Problem type: Market Basket Analysis
Nowadays, understanding the purchasing patterns/behaviors of consumers is a key task for any retail company. Identifying the relationships between the different types of products, e.g, complementary, substitute, inferior and convenience goods, provides the company a wholistic view about its customers and the portfolio of products it has to offer.
Specifically, market basket analysis is a data mining technique that is used to inform a retailer about products that are frequently bought together, which of these are seen as substitutes to one another and customer segmentation. The retailer uses this information to then optimize the store's layout, develop cross-promotional programs and develop different marketing strategies for its customers.
Instacart is an american company that provides a grocery delivery and pick-up service via a website or mobile app in the United States and Canada.
Within their platform, users can select items from a wide portfolio of products, while allowing you to better manage your shopping by speaking with the personal shopper assigned to you. Your groceries are delivered to you the same day they are ordered. Jane Doe, one of Instacart's district managers, described Instacart as follows:
Whether you shop from meticulously planned grocery lists or let whimsy guide your grazing, our unique food rituals define who we are. Instacart, a grocery ordering and delivery app, aims to make it easy to fill your refrigerator and pantry with your personal favorites and staples when you need them. After selecting products through the Instacart app, personal shoppers review your order and do the in-store shopping and delivery for you.
Currently, Instacart uses transactional data to understand which products a user is likely to buy again, try for the first time, or add to their cart next during a session. Although, the lack of analytical capabilities hinders Instacart's ability to take full advantage of this data. Due to the lack of qualified in-house data scientists, Jane hired an external consultant to some of the questions they've been struggling to address.
This dataset is a relational set of files describing customers' orders over time. The dataset is anonymized and contains a sample of 200,000 grocery orders from more than 100,000 Instacart users. For each user, we provide a few of their orders, with the sequence of products purchased in each order.

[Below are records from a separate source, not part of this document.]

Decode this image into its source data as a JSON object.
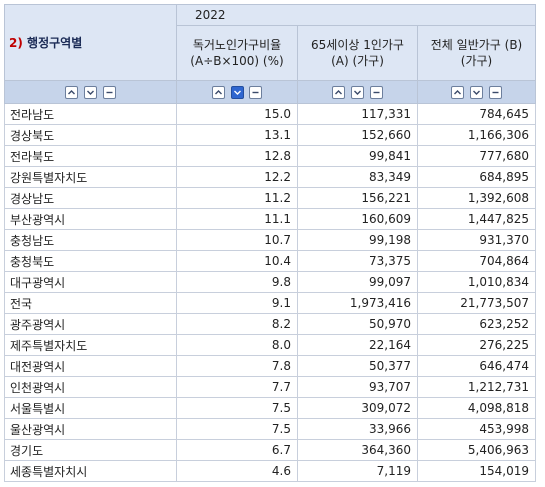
{
  "header": {
    "corner_num": "2)",
    "corner_label": "행정구역별",
    "year": "2022",
    "columns": [
      "독거노인가구비율 (A÷B×100) (%)",
      "65세이상 1인가구 (A) (가구)",
      "전체 일반가구 (B) (가구)"
    ]
  },
  "controls": {
    "up_icon": "chevron-up-icon",
    "down_icon": "chevron-down-icon",
    "minus_icon": "minus-icon"
  },
  "colors": {
    "header_bg": "#dde6f4",
    "control_bg": "#c6d4ea",
    "active_button": "#2f66d0",
    "corner_text": "#1a2a55",
    "corner_num": "#c00000"
  },
  "rows": [
    [
      "전라남도",
      "15.0",
      "117,331",
      "784,645"
    ],
    [
      "경상북도",
      "13.1",
      "152,660",
      "1,166,306"
    ],
    [
      "전라북도",
      "12.8",
      "99,841",
      "777,680"
    ],
    [
      "강원특별자치도",
      "12.2",
      "83,349",
      "684,895"
    ],
    [
      "경상남도",
      "11.2",
      "156,221",
      "1,392,608"
    ],
    [
      "부산광역시",
      "11.1",
      "160,609",
      "1,447,825"
    ],
    [
      "충청남도",
      "10.7",
      "99,198",
      "931,370"
    ],
    [
      "충청북도",
      "10.4",
      "73,375",
      "704,864"
    ],
    [
      "대구광역시",
      "9.8",
      "99,097",
      "1,010,834"
    ],
    [
      "전국",
      "9.1",
      "1,973,416",
      "21,773,507"
    ],
    [
      "광주광역시",
      "8.2",
      "50,970",
      "623,252"
    ],
    [
      "제주특별자치도",
      "8.0",
      "22,164",
      "276,225"
    ],
    [
      "대전광역시",
      "7.8",
      "50,377",
      "646,474"
    ],
    [
      "인천광역시",
      "7.7",
      "93,707",
      "1,212,731"
    ],
    [
      "서울특별시",
      "7.5",
      "309,072",
      "4,098,818"
    ],
    [
      "울산광역시",
      "7.5",
      "33,966",
      "453,998"
    ],
    [
      "경기도",
      "6.7",
      "364,360",
      "5,406,963"
    ],
    [
      "세종특별자치시",
      "4.6",
      "7,119",
      "154,019"
    ]
  ]
}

Because the original dataset was too large, the products were grouped by their types, resulting in a total of 134 generalized products. We also provide the week and hour of day the order was placed, and a relative measure of time between orders.
Each entity (customer, product, order, aisle, etc.) has an associated unique id. Most of the files and variable names should be self-explanatory.
Contains a generalized grouping of the products available in the dataset.
department_id,department
1,frozen
2,other
3,bakery
...
Contains previous order contents for all customers. 'reordered' indicates that the customer has a previous order that contains the product. Note that some orders will have no reordered items.
order_id,product_id,add_to_cart_order,reordered
1934,83,1,1
1934,37,2,1
1934,66,3,0
...
This file contains information about each order. 'order_dow' is the day of week.
order_id,user_id,order_number,order_dow,order_hour_of_day,days_since_prior_order
2539329,1,1,2,08,
2398795,1,2,3,07,15.0
473747,1,3,3,12,21.0
...
product_id,department_id,product_name
1,19,Chocolate Sandwich Cookies
2,13,All-Seasons Salt
3,7,Robust Golden Unsweetened Oolong Tea
...
You should aim to provide an overview of Instacart's business as complete as possible. Jane is particularly interested in the topics below:
- What are the main types of consumer behavior in the business?
- Which types of products should have an extended amount of product offerings?
- Which types of products can be seen as substitutes?
- Which items are complementary?